Available at all Tzomet Hasfarim Bookstores.

300 pps. NIS 49.

Reviewed by Rolly King Kohansky

The title alone was intriguing enough to compel me to read this book.

And I wasn’t disappointed.

It concerns a woman who falls in love with an island. Okay, not just any island but a specific one, including all its inhabitants.

We are in postwar Britain, circa 1946. Juliet Ashton is a fairly successful journalist whose popular weekly newspaper columns, “Izzy Biggerstaff Goes to War,” have been turned into a book by her publisher and she is on the road touting the book.

During the tour, despite its success, she finds herself exhausted and depressed because her reputation has been built on the lighthearted columns. She wants to tackle something fresh, new, meatier to lift her spirits, a subject that will express her true journalistic talents.

Although her home has been bombed out during the blitz and she is living in a rented flat, a letter from an unknown person finds its way to her. The writer is Dawsey Adams, Guernsey farmer in the Channel Islands, who informs her that he has come into possession of a book by Charles Lamb in which her name appears on the flyleaf as the owner. Since there are no bookstores in Guernsey he asks her to recommend a bookstore in London which would be willing to find more of Lamb’s works and mail them to him.

Thus begins Juliet’s involvement with Guernsey. And, subsequently, the subject of her future longed-for important work.

The story unfolds through a series of letters between the Guernsey inhabitants and Juliet, as well as those flying to and fro between her and her publisher and friends. (84 Charing Cross Road comes to mind). Amazingly enough, the letters and their responses seem to magically appear on the same day. All before email, too!

 Through those letters she and we learn how the population coped with living under the occupation of the German army. Situated in the Channel between England and France, it was of major strategic importance to Germany and of painful, depressing frustration to its inhabitants since it was literally within sight of Britain.

 The unusual name of the book evolved from a club established on the spur of the moment by a group of the inhabitants a little the worse for drink. Having just polished off a forbidden dinner of roast pig (most of the food had been taken over by the Germans), they were intercepted by the enemy as they were trying to sneak home after curfew. On the spot they invented the name of a nonexistent literary society, claiming they had stayed too long at the meeting since it had been so interesting. Surprisingly enough, the Germans accepted their excuses and allowed them to continue on home. The dinner had been completed with a pie made of mashed potatoes colored with beet juice and a crust created from potato peels, thus giving the club its name.

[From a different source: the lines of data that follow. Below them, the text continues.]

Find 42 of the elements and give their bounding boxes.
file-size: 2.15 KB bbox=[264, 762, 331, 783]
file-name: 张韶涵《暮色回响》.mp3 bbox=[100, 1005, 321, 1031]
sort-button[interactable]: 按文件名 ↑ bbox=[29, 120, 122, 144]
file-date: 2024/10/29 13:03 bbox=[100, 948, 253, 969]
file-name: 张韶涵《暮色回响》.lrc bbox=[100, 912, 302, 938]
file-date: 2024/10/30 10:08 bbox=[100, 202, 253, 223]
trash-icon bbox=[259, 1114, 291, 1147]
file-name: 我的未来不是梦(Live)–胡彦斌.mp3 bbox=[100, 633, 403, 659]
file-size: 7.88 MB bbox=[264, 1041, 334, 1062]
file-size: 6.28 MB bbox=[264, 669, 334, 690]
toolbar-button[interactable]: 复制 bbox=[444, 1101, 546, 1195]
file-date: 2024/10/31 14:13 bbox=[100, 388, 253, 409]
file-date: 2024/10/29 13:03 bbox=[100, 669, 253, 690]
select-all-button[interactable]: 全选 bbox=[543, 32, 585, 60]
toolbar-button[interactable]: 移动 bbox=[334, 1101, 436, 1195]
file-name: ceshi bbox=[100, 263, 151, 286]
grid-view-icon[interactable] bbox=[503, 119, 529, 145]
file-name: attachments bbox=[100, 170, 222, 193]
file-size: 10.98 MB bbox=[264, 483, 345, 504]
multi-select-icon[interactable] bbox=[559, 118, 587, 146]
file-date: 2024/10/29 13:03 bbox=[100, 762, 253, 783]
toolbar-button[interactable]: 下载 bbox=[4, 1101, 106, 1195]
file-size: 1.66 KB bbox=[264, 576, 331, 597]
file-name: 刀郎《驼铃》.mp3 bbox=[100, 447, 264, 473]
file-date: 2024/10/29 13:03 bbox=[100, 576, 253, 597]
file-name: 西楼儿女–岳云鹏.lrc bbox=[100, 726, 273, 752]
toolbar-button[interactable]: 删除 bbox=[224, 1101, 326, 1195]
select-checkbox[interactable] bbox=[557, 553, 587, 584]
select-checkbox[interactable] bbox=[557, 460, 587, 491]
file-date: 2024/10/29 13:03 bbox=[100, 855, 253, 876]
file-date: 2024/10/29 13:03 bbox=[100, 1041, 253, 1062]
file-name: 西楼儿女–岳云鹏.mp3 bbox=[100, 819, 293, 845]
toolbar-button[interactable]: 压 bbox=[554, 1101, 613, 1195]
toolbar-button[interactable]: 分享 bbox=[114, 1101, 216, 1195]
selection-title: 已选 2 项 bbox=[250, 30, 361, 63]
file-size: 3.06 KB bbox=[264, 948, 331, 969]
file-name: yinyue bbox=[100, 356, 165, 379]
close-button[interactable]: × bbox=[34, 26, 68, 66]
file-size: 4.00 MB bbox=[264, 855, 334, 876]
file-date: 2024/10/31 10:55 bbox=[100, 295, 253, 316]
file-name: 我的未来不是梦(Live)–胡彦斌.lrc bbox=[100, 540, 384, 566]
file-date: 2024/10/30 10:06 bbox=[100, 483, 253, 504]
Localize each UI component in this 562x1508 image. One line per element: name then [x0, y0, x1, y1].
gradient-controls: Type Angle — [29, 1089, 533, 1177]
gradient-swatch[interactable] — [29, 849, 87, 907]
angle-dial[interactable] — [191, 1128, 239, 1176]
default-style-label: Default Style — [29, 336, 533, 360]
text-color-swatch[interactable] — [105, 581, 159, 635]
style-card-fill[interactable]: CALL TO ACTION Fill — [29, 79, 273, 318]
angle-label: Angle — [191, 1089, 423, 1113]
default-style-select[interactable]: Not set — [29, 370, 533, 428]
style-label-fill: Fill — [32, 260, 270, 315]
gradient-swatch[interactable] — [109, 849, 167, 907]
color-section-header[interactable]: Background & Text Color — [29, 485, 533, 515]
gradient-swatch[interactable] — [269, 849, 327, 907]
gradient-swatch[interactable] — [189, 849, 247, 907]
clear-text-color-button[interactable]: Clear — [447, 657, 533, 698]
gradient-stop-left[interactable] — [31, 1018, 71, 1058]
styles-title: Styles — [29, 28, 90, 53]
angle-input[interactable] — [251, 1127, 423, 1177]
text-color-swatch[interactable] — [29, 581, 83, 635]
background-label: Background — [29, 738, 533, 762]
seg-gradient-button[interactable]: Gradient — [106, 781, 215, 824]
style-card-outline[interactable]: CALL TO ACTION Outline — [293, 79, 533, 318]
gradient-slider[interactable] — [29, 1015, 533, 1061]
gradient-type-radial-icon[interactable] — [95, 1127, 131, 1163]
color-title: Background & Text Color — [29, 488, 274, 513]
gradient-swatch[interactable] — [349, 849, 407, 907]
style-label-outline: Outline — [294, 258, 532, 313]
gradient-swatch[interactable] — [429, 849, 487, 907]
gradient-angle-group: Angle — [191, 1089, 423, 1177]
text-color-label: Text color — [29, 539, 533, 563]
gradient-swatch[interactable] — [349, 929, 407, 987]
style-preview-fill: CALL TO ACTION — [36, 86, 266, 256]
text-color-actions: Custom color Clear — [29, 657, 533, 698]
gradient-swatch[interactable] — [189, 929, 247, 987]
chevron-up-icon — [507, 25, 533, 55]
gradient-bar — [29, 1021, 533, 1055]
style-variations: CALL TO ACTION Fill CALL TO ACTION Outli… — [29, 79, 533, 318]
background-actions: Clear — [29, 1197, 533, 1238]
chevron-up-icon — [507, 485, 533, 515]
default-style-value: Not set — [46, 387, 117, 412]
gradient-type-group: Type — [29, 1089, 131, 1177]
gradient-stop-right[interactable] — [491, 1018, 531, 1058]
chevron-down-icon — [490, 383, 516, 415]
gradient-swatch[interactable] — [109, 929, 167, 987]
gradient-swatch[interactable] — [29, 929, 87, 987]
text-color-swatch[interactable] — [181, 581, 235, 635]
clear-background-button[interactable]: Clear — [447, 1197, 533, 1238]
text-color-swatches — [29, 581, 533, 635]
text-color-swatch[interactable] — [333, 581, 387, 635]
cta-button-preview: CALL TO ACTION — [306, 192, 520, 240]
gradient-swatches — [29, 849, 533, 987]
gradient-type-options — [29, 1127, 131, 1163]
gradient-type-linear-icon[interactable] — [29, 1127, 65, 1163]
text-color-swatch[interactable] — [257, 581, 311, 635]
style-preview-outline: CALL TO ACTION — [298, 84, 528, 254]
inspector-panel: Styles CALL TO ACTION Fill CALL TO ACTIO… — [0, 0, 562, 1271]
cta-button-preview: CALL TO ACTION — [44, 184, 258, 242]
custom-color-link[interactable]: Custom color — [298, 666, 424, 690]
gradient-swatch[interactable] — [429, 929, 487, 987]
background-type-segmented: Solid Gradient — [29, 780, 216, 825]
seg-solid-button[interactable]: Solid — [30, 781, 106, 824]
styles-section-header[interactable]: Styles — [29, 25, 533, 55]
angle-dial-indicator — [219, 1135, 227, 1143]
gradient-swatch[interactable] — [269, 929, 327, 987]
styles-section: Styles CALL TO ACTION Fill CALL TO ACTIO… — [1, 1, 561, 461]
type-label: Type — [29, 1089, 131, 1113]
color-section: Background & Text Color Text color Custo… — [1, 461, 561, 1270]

The “mythical” Literary Society became a regular event and continued to flourish, each member of the group instructed to read a particular book and discuss it with the others.

The story might have naturally veered into the realm of artsy-cutesy, with its host of characters running the gamut from those fraternizing with the enemy; an out-of-wedlock child fathered by a “good, blonde handsome German soldier;” busy-bodies; folks just too good to be true; an admired heroine whose narrative we learn about through the others’ conversations but who never actually appears - she has been sent to a concentration camp for aiding one of the unfortunate Polish slave workers, and a Jewish butler who takes over the persona of his employer and lives out the war as Lord of the Manor.

The wit, charm and tongue-in-cheek humor and sheer gutsiness of these people strike a responsive, sympathetic chord in the reader so that we are compelled to admire and even fall in love with the characters. Just as Juliet did.

After all, this is about how the people of Guernsey coped on a day-to-day basis with the stark reality of living under German occupation, how they learned to live with it, helped one another overcome some truly dismal, awful events and even managed to laugh. We are allowed to eavesdrop on their literary evenings as they discuss good English writers: Shakespeare, Carlyle, Austen, the Brontes and Lamb among others. The comments on these writers by people who might be considered rather unsophisticated  make for some hilarious moments as well as expressing some astute observations.

The book is filled with winsome and sometimes graphic details about the people, the land and the times during which the action takes place.

As the Guernsey inhabitants might express it, this is a jolly good read.

Unfortunately, the writer, Mary Ann Shaffer, did not live to see her first and only novel become an international bestseller. She fell ill while writing it and the work was completed by her niece, Annie Barrows, a writer of some note.